The truth was that I had no right to know the name I was giving at birth, what nationality I was, my medical history, what character traits were passed to me from previous generations, or any other information that most of us take for granted. I grew up knowing there was an unspeakable mystery about the circumstances surrounding my birth, but also knowing it would be wrong for me to admit any curiosity about those circumstances; to do so would betray the parents who had adopted me and rescued me from an abhorrent situation. I was ashamed at the core of me, not for something I did, but for who I was. I was unwanted at birth and the situation was so terrible that records had to be sealed and kept secret.
In reality, my story is not nearly so dramatic, but the effect my psyche was the same. I felt as though I was dropped on the earth accidentally, unloved, and unwanted, and much of the time invisible. Despite adoptive parents who raised me in a loving home, the shame and sense of deep rejection would remain throughout much of my life.
Those who have studied the effects on a person who has been adoption under the closed adoption system will tell you that many of them share a common set of characteristics, strikingly similar to those of children of alcoholics, and yet different in that the trauma inflicted upon them has been different. You will hear descriptions of feelings of abandonment, powerlessness, low self-esteem, shame, rage, depression, numbness.
Many adoptees grow up to be angry adults. Once I was angry, although I had worked hard at repressing the anger for many years to the detriment of my physical and emotional health. It was only when I finally learned the truth about that I was able to let go of the anger and find healing.
I am in the process of writing my adoption memoir in the hope that it can help someone else. The more we learn about the hurt that is inflicted upon adopted children by asking them to act as if they are someone they are not and suppress the truth about who they really are, the more we will do things differently in the future.
That is my fervent hope

I love ready about this journey you are on. It’s hard to understand all of the emotions an adopted child must feel when it is closed like that. Some of them we all share as you said because of other circumstances. Praise God we can overcome them with his help!
Linda ~
Thanks for sharing. Federal legislation (U.S.) passed in October 08, I believe, has cracked the door some to begin allowing for more open adoptions. Of course, each state determines what that will look like and how they will implement it.
Another area that needs help is in the arena of searches. Navigating the system for an adult adoptee can be overwhelming (& again depends on the state one was adopted in).
How you worded the emotional aspect is so succinct and I’m sure your memoir will speak to many!
Dawn
Ok, just yesterday while discussing adoption with my mom and a long time family friend of hers my mom informed me that she was not told anything by social services that would help or guide her in parenting an adopted child(ren).
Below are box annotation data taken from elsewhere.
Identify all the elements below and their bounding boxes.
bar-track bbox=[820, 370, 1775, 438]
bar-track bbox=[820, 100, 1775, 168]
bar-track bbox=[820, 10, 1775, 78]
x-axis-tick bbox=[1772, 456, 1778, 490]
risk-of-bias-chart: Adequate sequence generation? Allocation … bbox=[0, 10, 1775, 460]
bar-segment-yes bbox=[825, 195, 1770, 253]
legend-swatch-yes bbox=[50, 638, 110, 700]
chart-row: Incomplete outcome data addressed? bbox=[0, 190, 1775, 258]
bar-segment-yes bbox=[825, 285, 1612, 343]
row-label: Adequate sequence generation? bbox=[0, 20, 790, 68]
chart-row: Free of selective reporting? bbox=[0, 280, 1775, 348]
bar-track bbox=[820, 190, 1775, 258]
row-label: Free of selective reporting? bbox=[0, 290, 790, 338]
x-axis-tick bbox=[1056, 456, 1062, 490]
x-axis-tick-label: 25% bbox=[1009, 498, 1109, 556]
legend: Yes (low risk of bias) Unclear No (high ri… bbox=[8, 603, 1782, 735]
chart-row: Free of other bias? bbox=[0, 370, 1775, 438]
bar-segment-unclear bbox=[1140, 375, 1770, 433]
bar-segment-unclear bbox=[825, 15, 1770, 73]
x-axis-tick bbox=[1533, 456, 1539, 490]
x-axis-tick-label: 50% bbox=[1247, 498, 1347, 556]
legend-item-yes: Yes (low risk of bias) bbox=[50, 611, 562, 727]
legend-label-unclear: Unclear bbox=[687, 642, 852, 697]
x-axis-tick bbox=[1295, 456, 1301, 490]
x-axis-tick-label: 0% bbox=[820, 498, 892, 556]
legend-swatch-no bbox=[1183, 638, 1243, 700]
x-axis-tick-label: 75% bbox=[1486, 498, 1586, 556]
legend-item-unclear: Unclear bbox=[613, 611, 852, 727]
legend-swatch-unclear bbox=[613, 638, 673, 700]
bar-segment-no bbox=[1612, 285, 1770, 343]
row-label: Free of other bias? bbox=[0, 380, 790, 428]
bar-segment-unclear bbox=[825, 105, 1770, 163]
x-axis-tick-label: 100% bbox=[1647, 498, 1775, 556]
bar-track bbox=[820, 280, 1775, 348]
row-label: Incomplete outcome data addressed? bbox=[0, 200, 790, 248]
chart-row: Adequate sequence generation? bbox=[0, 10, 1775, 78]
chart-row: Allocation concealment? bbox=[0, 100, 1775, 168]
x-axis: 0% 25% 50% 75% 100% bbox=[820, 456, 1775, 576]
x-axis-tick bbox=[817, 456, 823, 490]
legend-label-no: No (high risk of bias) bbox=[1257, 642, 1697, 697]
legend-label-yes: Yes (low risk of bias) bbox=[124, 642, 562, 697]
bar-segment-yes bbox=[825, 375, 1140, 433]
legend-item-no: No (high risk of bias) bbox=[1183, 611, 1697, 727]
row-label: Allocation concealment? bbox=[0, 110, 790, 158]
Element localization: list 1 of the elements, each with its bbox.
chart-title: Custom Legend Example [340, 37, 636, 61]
That in fact, she’d purchased a book…
Now, yesterday, I was skeptical to be honest. It’s clear to me my mom relays stories and events sometimes in a way that support her point of view, or the message or thought she’s trying to relay, so it’s not off base for me to have thought she was not being factual but now having read this post, perhaps she was.
Your experience and the methods in the book you mention are very familiar to me, with the all important exception that I always felt free to (and did) discuss myself and my sister being adopted. Perhaps it’s the book my mom spoke of.